Após inúmeras discussões, o casal decide separar-se. Arruma-se uma viagem para a Europa com o intuito de encobrir a nova situação, que levantaria muita polêmica. O protagonista retorna sozinho ao Brasil e se torna, pouco a pouco, o amargo Dom Casmurro. Capitu morre no exterior e Ezequiel tenta reatar relações com ele, mas a semelhança extrema com Escobar faz com que Bento Santiago o rejeite novamente.


O destino de Ezequiel é infeliz: ele morre de febre tifóide durante uma pesquisa arqueológica em Jerusalém.
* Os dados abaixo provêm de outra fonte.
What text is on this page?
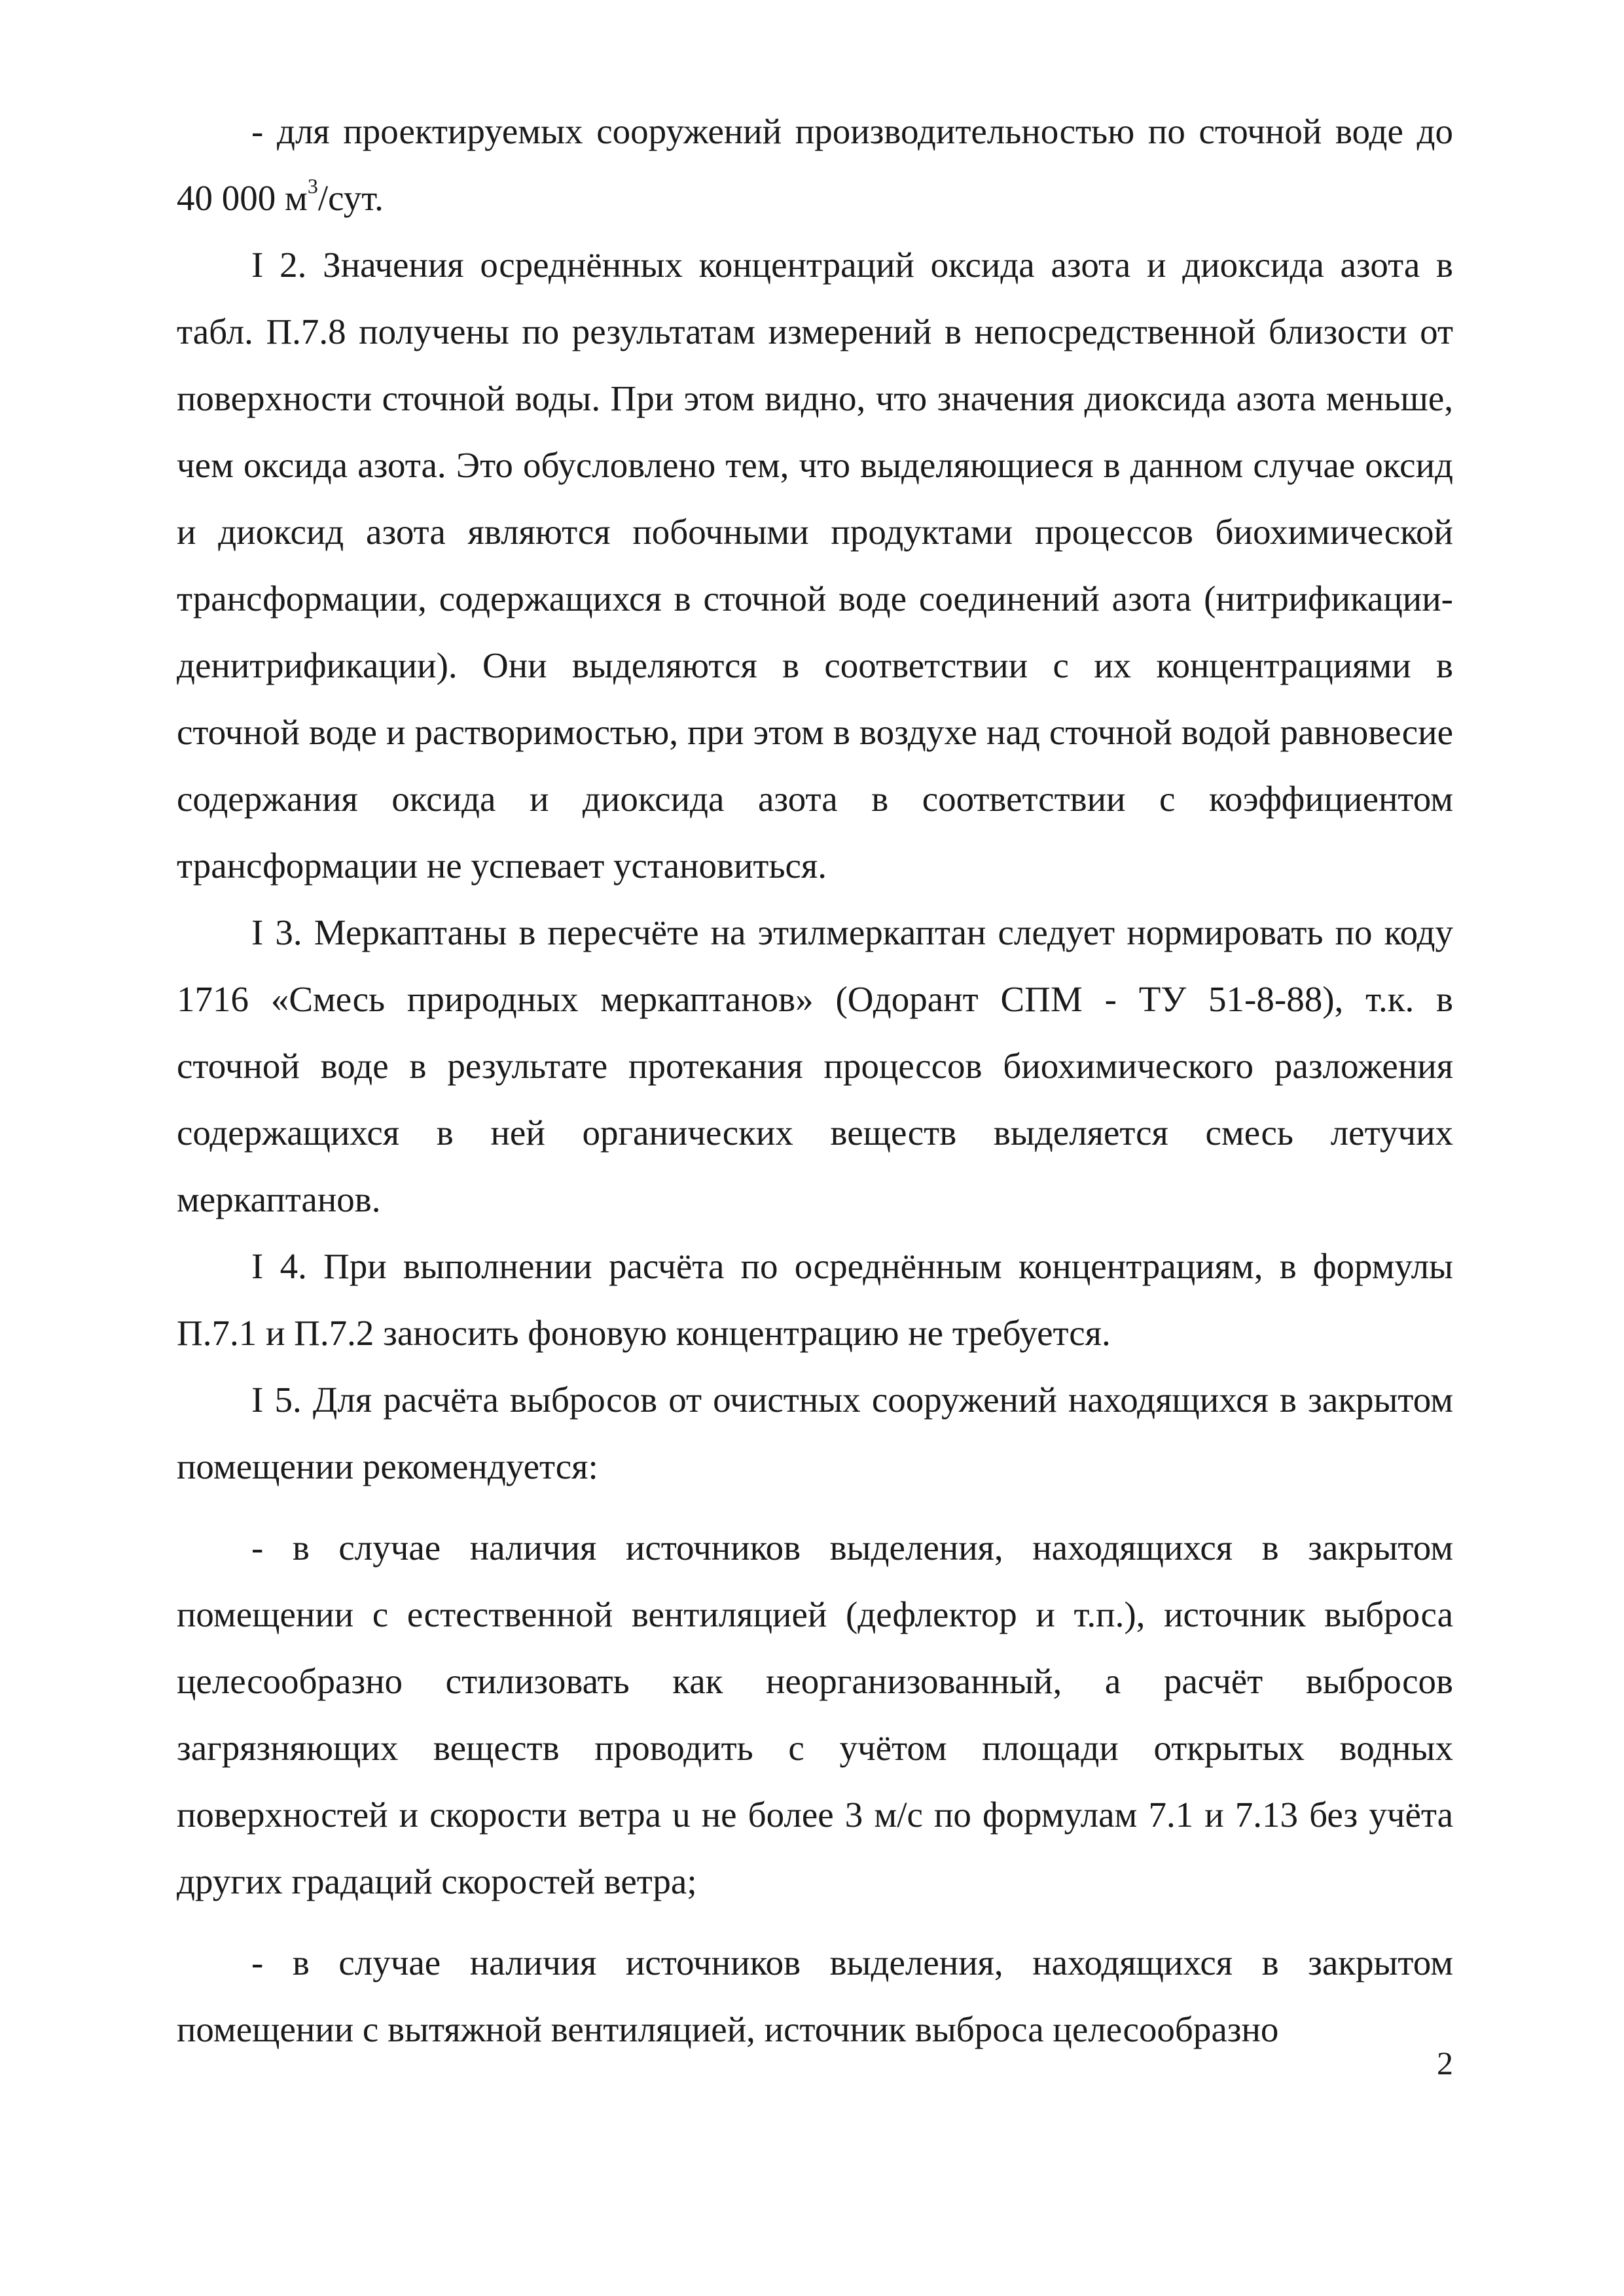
- для проектируемых сооружений производительностью по сточной воде до 40 000 $м^3$/сут.

I 2. Значения осреднённых концентраций оксида азота и диоксида азота в табл. П.7.8 получены по результатам измерений в непосредственной близости от поверхности сточной воды. При этом видно, что значения диоксида азота меньше, чем оксида азота. Это обусловлено тем, что выделяющиеся в данном случае оксид и диоксид азота являются побочными продуктами процессов биохимической трансформации, содержащихся в сточной воде соединений азота (нитрификации-денитрификации). Они выделяются в соответствии с их концентрациями в сточной воде и растворимостью, при этом в воздухе над сточной водой равновесие содержания оксида и диоксида азота в соответствии с коэффициентом трансформации не успевает установиться.

I 3. Меркаптаны в пересчёте на этилмеркаптан следует нормировать по коду 1716 «Смесь природных меркаптанов» (Одорант СПМ - ТУ 51-8-88), т.к. в сточной воде в результате протекания процессов биохимического разложения содержащихся в ней органических веществ выделяется смесь летучих меркаптанов.

I 4. При выполнении расчёта по осреднённым концентрациям, в формулы П.7.1 и П.7.2 заносить фоновую концентрацию не требуется.

I 5. Для расчёта выбросов от очистных сооружений находящихся в закрытом помещении рекомендуется:

- в случае наличия источников выделения, находящихся в закрытом помещении с естественной вентиляцией (дефлектор и т.п.), источник выброса целесообразно стилизовать как неорганизованный, а расчёт выбросов загрязняющих веществ проводить с учётом площади открытых водных поверхностей и скорости ветра u не более 3 м/с по формулам 7.1 и 7.13 без учёта других градаций скоростей ветра;

- в случае наличия источников выделения, находящихся в закрытом помещении с вытяжной вентиляцией, источник выброса целесообразно

2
Triste e nostálgico, o narrador constrói uma casa que imita sua casa de infância, na rua de Matacavalos. O próprio livro é também uma tentativa de recuperar o sentido de sua vida. No fim, o narrador parece menosprezar um pouco a própria criação. Convence-se de que o melhor a fazer agora é escrever outra obra sobre “a história dos subúrbios”.

NARRADOR
O narrador é Bento Santiago, transformado já no velho Dom Casmurro. O foco narrativo é, portanto, em primeira pessoa e toda a narrativa é uma lembrança do personagem sobre sua vida, desde os tempos de criança, quando ainda era chamado de Bentinho.

TEMPO
O tempo da narrativa é psicológico, e não cronológico. Esse recurso é chamado impressionismo, porque o narrador se detém nas experiências que marcaram sua subjetividade. Seria usada pelo escritor francês Marcel Proust em sua obra Em Busca do Tempo Perdido. A falibilidade da memória surge como fator de complexidade, uma vez que uma lembrança só pode ser acessada de um momento presente.


Os acontecimentos, então, passam pelo filtro da subjetividade presente. É por isso que a descrição que o narrador faz de Capitu, como uma pessoa volúvel e sensual, deve ser posta em dúvida pelo leitor. O sentimento de ciúme exacerbado de Bento pode ter desvirtuado a figura da personagem.